Technological and Innovation Partnership
- Deep-tech synergy: Nordic countries are leaders in AI, 6G, semiconductors, and quantum research, complementing India’s digital scale and talent pool.
- Innovation Ecosystem: Collaboration in clean-tech startups and digital public infrastructure strengthens technological sovereignty.
- Tech Resilience: NITI Aayog has emphasised trusted technological ecosystems amid rising geopolitical techno-nationalism.
Role in Stabilising the Unsettled Global Order
Strengthening Multipolarity and Rules-Based Order
- Democratic Convergence: India and Nordic nations support multilateralism, UN reforms, and rule-based global governance.
- Strategic Balancing: Their cooperation counters excessive bipolarity in the emerging US-China rivalry.
- Global Governance Reform: Nordic support for India’s UNSC permanent membership strengthens India’s global institutional role.
- Normative Alignment: Shared democratic values and commitment to international law reinforce collective diplomatic credibility.
Maritime and Geopolitical Stability
- Arctic-Indo-Pacific Nexus: Cooperation in Arctic governance and Indo-Pacific maritime security creates new strategic interlinkages.
- Energy Security: Green maritime technologies can reduce dependence on vulnerable fossil-fuel supply chains.
- Strategic Autonomy: Nordic engagement diversifies India’s diplomatic partnerships beyond traditional major powers.
Challenges
- Policy Differences: Divergences persist on Russia-Ukraine issues and aspects of EU trade and human-rights positions.

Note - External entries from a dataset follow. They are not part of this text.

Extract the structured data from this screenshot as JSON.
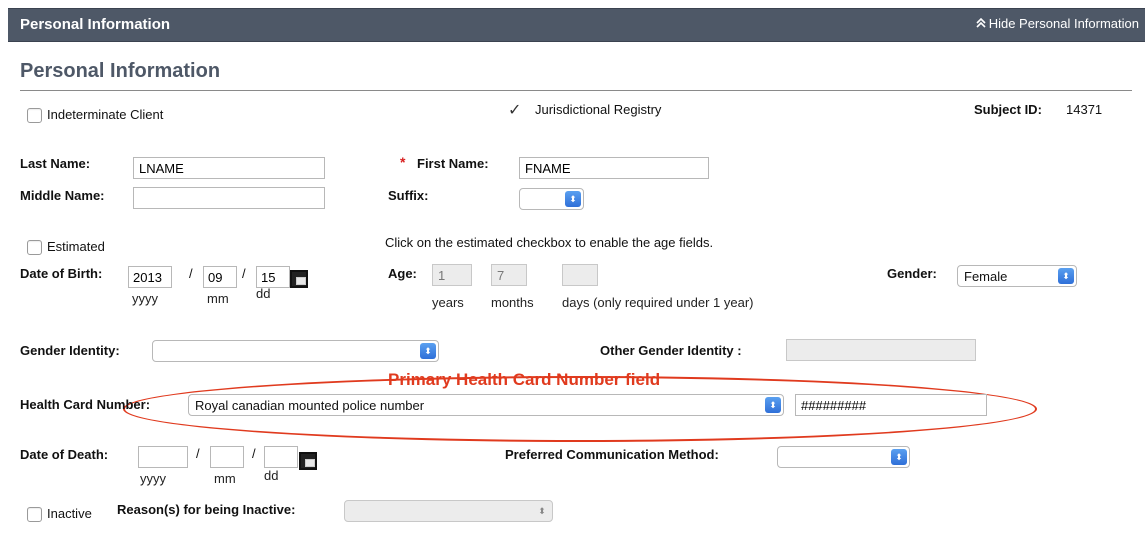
{
  "header": {
    "title": "Personal Information",
    "toggle_label": "Hide Personal Information"
  },
  "section_title": "Personal Information",
  "indeterminate_label": "Indeterminate Client",
  "jurisdictional": {
    "check": "✓",
    "label": "Jurisdictional Registry"
  },
  "subject": {
    "label": "Subject ID:",
    "value": "14371"
  },
  "last_name": {
    "label": "Last Name:",
    "value": "LNAME"
  },
  "first_name": {
    "required": "*",
    "label": "First Name:",
    "value": "FNAME"
  },
  "middle_name": {
    "label": "Middle Name:",
    "value": ""
  },
  "suffix": {
    "label": "Suffix:",
    "value": ""
  },
  "estimated": {
    "label": "Estimated",
    "hint": "Click on the estimated checkbox to enable the age fields."
  },
  "dob": {
    "label": "Date of Birth:",
    "yyyy": "2013",
    "mm": "09",
    "dd": "15",
    "sep": "/",
    "yyyy_hint": "yyyy",
    "mm_hint": "mm",
    "dd_hint": "dd"
  },
  "age": {
    "label": "Age:",
    "years": "1",
    "months": "7",
    "days": "",
    "years_hint": "years",
    "months_hint": "months",
    "days_hint": "days (only required under 1 year)"
  },
  "gender": {
    "label": "Gender:",
    "value": "Female"
  },
  "gender_identity": {
    "label": "Gender Identity:",
    "value": ""
  },
  "other_gender_identity": {
    "label": "Other Gender Identity :",
    "value": ""
  },
  "annotation": "Primary Health Card Number field",
  "health_card": {
    "label": "Health Card Number:",
    "type": "Royal canadian mounted police number",
    "number": "#########"
  },
  "dod": {
    "label": "Date of Death:",
    "yyyy": "",
    "mm": "",
    "dd": "",
    "sep": "/",
    "yyyy_hint": "yyyy",
    "mm_hint": "mm",
    "dd_hint": "dd"
  },
  "preferred_comm": {
    "label": "Preferred Communication Method:",
    "value": ""
  },
  "inactive": {
    "label": "Inactive",
    "reason_label": "Reason(s) for being Inactive:",
    "reason_value": ""
  },
  "icons": {
    "toggle": "double-chevron-up-icon",
    "select": "select-arrows-icon",
    "calendar": "calendar-icon"
  },
  "colors": {
    "header_bg": "#4e5867",
    "annotation": "#e03a1e",
    "required": "#d81f1f"
  }
}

- Security Asymmetry: Nordic nations’ NATO alignment may occasionally constrain independent strategic convergence with India.
- Implementation Delays: High-technology and green-energy collaborations require long gestation periods and regulatory harmonisation.
- Awareness Gap: Limited public awareness and business connectivity still keep relations under-exploited.
Way Forward
- Multi-Level Diplomacy: Institutionalise annual India-Nordic technology and climate dialogues involving States and private sectors.
- Strategic Technologies: Expand cooperation in semiconductors, AI ethics, Arctic science, and resilient supply chains.
- Localized Partnerships: Promote state-level partnerships with Kerala, Gujarat, and Tamil Nadu for maritime and renewable-energy cooperation.
- Knowledge Diplomacy: Enhance academic exchanges and innovation corridors between IITs and Nordic universities.
- Climate Financing: Develop a dedicated India-Nordic Green Investment and Blue Economy Fund.
Conclusion
As EAM Jaishankar writes in The India Way (2020): Building partnerships with equals is shaping the future. India-Nordic relations are precisely this, no hierarchy, no dependency, only complementarity. The northern lights may be distant from the tropics, but the democratic horizons they illuminate are the same.